When looking at these results and at the decision boundaries of the different models, we can come to similar conclusions from the ones in Fock State-enhanced Expressivity of Quantum Machine Learning Models. First off, concerning VQCs, the classification boundaries of the VQC become more complex as the number of photon used increases. This demonstrates the increasing expressive power of quantum circuits. We see here, that this augment is only useful on the moon dataset for which the model with initial state [1, 0, 0] does not have enough complexity. The more expressive VQC with initial state [1, 1, 1] performs better on this dataset, however it performs worse on the circular dataset than its rival. This could be explained by overfitting, and it shows that more expressive power is not necessarily better.

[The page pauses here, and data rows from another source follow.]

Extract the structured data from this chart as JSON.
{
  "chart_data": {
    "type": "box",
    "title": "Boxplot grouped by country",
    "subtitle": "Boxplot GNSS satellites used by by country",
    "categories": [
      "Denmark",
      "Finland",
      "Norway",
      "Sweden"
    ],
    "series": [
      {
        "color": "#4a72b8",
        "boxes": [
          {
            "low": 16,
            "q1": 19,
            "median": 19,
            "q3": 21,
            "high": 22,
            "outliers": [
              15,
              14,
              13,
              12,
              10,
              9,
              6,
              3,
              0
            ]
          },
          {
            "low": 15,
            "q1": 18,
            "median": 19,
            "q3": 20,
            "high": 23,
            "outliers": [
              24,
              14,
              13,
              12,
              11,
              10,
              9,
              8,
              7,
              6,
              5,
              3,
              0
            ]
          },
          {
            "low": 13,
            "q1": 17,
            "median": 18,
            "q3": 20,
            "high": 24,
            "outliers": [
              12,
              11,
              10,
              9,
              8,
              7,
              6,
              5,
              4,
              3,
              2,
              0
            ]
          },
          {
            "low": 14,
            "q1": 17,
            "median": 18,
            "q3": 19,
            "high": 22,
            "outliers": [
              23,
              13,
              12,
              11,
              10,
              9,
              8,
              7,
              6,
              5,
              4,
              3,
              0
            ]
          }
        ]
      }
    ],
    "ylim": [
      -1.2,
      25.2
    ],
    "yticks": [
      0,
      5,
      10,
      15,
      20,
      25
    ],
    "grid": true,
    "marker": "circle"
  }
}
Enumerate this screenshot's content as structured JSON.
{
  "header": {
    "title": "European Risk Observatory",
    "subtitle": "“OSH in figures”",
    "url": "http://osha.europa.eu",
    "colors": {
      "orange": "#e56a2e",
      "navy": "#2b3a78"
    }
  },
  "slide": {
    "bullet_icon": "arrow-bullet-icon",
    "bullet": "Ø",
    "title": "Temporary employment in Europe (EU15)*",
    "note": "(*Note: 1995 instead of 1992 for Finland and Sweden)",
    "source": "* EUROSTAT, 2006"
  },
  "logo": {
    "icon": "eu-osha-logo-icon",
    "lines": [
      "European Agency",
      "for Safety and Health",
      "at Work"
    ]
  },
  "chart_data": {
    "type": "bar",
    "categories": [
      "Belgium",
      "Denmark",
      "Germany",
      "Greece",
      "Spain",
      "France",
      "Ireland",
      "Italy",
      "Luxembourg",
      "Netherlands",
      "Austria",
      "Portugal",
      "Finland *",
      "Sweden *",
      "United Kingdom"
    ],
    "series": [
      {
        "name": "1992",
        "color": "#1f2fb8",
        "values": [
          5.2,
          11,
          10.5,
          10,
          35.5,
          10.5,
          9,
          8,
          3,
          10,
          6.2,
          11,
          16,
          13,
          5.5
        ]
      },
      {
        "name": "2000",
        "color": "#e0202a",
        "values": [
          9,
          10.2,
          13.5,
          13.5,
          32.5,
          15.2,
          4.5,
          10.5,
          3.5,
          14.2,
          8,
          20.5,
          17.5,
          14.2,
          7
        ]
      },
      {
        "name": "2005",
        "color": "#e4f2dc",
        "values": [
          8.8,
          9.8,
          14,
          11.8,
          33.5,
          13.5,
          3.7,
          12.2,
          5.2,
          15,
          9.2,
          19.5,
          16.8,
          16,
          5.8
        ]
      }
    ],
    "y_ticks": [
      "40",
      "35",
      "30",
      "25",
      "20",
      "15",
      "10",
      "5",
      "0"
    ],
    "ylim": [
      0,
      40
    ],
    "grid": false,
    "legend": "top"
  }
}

Then, we can observe that a linear model (such as linear SVM) can obtain the best (or equal to best) performance on the linear dataset, without surprise.

Finally, when comparing the results from the VQCs (16 and 23 parameters for initial states [1, 0, 0] and [1, 1, 1] respectively) with the ones from the MLP (17 parameters) that has a comparable number of parameters, they are equivalent because they have the same performance on the linear dataset, the VQCs are slightly better on the circular dataset and the MLP is slightly better on the moon dataset.